Estimado/a Leitor/a

1 – No próximo dia 16 de março será aprovado o Orçamento de Estado para 2016 (OE2016). O processo encontra-se, pois, na sua fase final, após a Proposta de Lei do OE2016 ter sido objeto de análise e discussão em sede das diferentes comissões parlamentares de especialidade ao longo das 23 sessões realizadas para o efeito. Entretanto, nos dias 10, 14 e 15 de março vão ter lugar os debates parlamentares nas comissões parlamentares e as votações na Comissão do Orçamento que antecedem a votação global final no dia 16.

2 – Tem sido um processo longo, exaustivo e, sobretudo, exigente face à necessidade de atender às linhas essenciais do compromisso que está subjacente à atual maioria parlamentar, e, em simultâneo, perante os compromissos externos do Estado português e à política predominante a nível da UE. Trata-se de um exercício complexo e politicamente delicado para o qual todos os partidos representados na AR contribuíram com as suas propostas e recomendações, exceto o PSD que se recusou a participar com uma única proposta ou sugestão

3 – Embora o OE2016 predomine perante os demais trabalhos parlamentares, face à importância que encerra para a implementação das políticas públicas do Governo e cumprimento dos compromissos do Estado, a AR tem realizado paralelamente outras atividades e iniciativas legislativas, nomeadamente, aprovação da reposição dos complementos de pensão nas empresas do sector público empresarial aos trabalhadores no ativo e aos antigos trabalhadores aposentados, reformados e demais pensionistas.
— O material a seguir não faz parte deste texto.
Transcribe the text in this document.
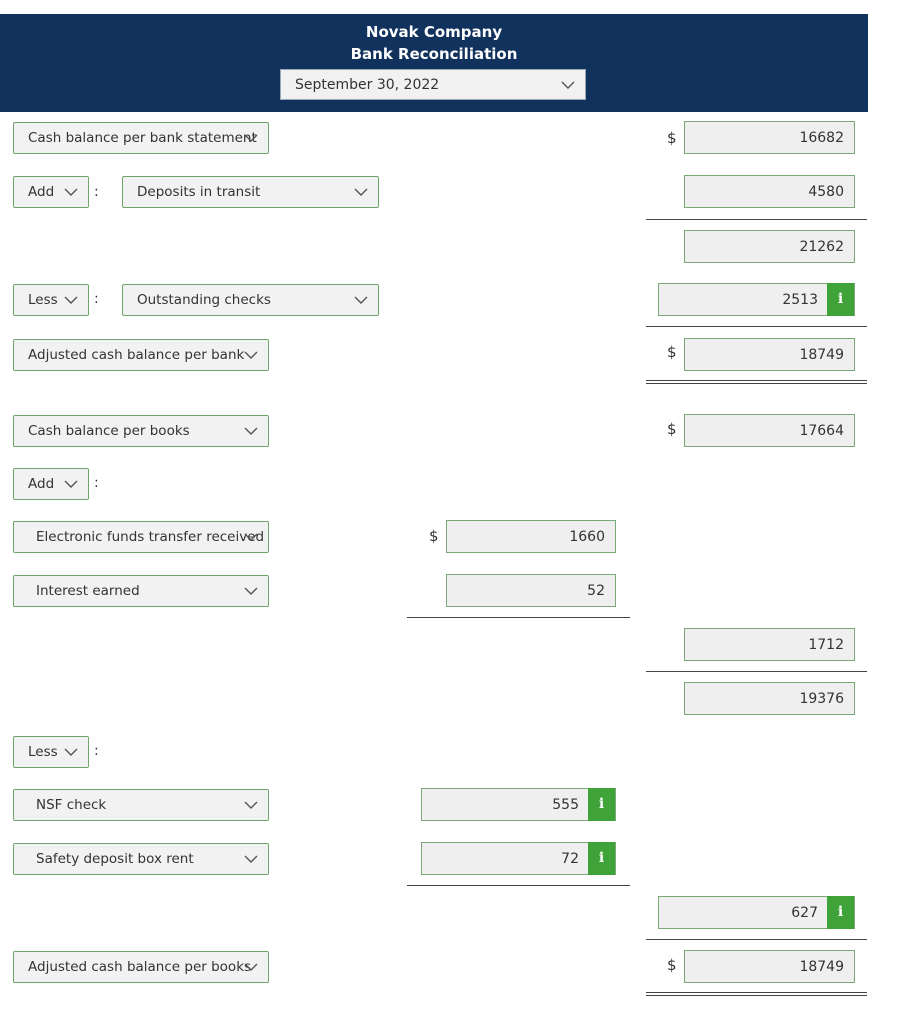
Novak Company
Bank Reconciliation
September 30, 2022
Cash balance per bank statement	$	16682
Add	:	Deposits in transit	4580
21262
Less	:	Outstanding checks	2513	i
Adjusted cash balance per bank	$	18749
Cash balance per books	$	17664
Add	:
Electronic funds transfer received	$	1660
Interest earned	52
1712
19376
Less	:
NSF check	555	i
Safety deposit box rent	72	i
627	i
Adjusted cash balance per books	$	18749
4 – A representação da AR em organizações internacionais e europeias é da maior relevância para a contribuição e afirmação de Portugal e dos portugueses na Europa e no Mundo. Assim, é com enorme orgulho que, conforme deliberado pelo Presidente da AR, irei integrar a delegação portuguesa na Assembleia Parlamentar da Organização para a Segurança e Cooperação na Europa (OSCE). Trata-se de uma organização europeia de grande relevância para promover e dinamizar a colaboração intercontinental (abrange 57 países da Europa, Ásia Central e América do Norte) e para garantir a segurança de mais de 1 bilião de pessoas destas regiões.

5 – Enquanto isto, permanece sólida e permanente a minha ligação à terra que escolhi para viver e à minha gente: Odivelas e os odivelenses. Foi, portanto, muito gratificante ter participado, a convite da Presidente da União de Freguesias Pontinha/ Famões, Corália Rodrigues, na sessão comemorativa do Dia Internacional da Mulher, que teve lugar no dia 8 de março na Pontinha, onde obtive mais uma receção calorosa e afetiva dos seniores da Pontinha, de Famões, e não só.

6 – Apesar da cerimónia alusiva ao Dia da Mulher que tinha lugar no Parlamento, optei por assistir, como convidada, a mais uma edição do Prémio Municipal Beatriz Ângelo, que teve lugar no auditório do Centro de Exposições de Odivelas. Nesta edição foram distinguidas Helena Rodrigues, Fernanda Moroso e, a título póstumo, a minha eterna e saudosa amiga Eduarda Barros, que foi determinante para a implementação deste Premio que celebra acima de tudo os direitos das mulheres e o seu papel insubstituível em todos os campos do saber.

7 – Hoje, dia 9 de março, teve lugar na AR a cerimónia de tomada de posse oficial do Presidente da República (PR), Marcelo Rebelo de Sousa. O discurso do recém-empossado PR ficou marcado por 4 ideias fortes: a vontade de estabelecer compromissos interinstitucionais assente no respeito pela separação dos poderes, o reforço da coesão, da solidariedade e do Estado Social “de Direito” (como o designou), a afirmação de Portugal no panorama europeu, nos PALOP e no mundo e, ainda, o cumprimento escrupuloso da Constituição por parte do PR enquanto garante do regular funcionamento das instituições e do Estado português.

8 – Com a entrada plena em funções do PR, ficou, assim, definida a nova configuração da trilogia político-institucional: AR/PR/Governo. Para trás ficou uma (outra) troica composta por um Governo, uma maioria parlamentar e um PR que a histórica se encarregará de avaliar com a devida precisão e justeza que apenas o distanciamento do tempo permite obter. Pela frente, temos um tempo novo. Um tempo onde a coesão, a justiça, a esperança e a confiança nos portugueses são os melhores instrumentos para enfrentar as dificuldades e vencer os desafios. Um tempo novo onde todos, e cada um de nós, têm uma função decisiva enquanto protagonistas de um futuro melhor.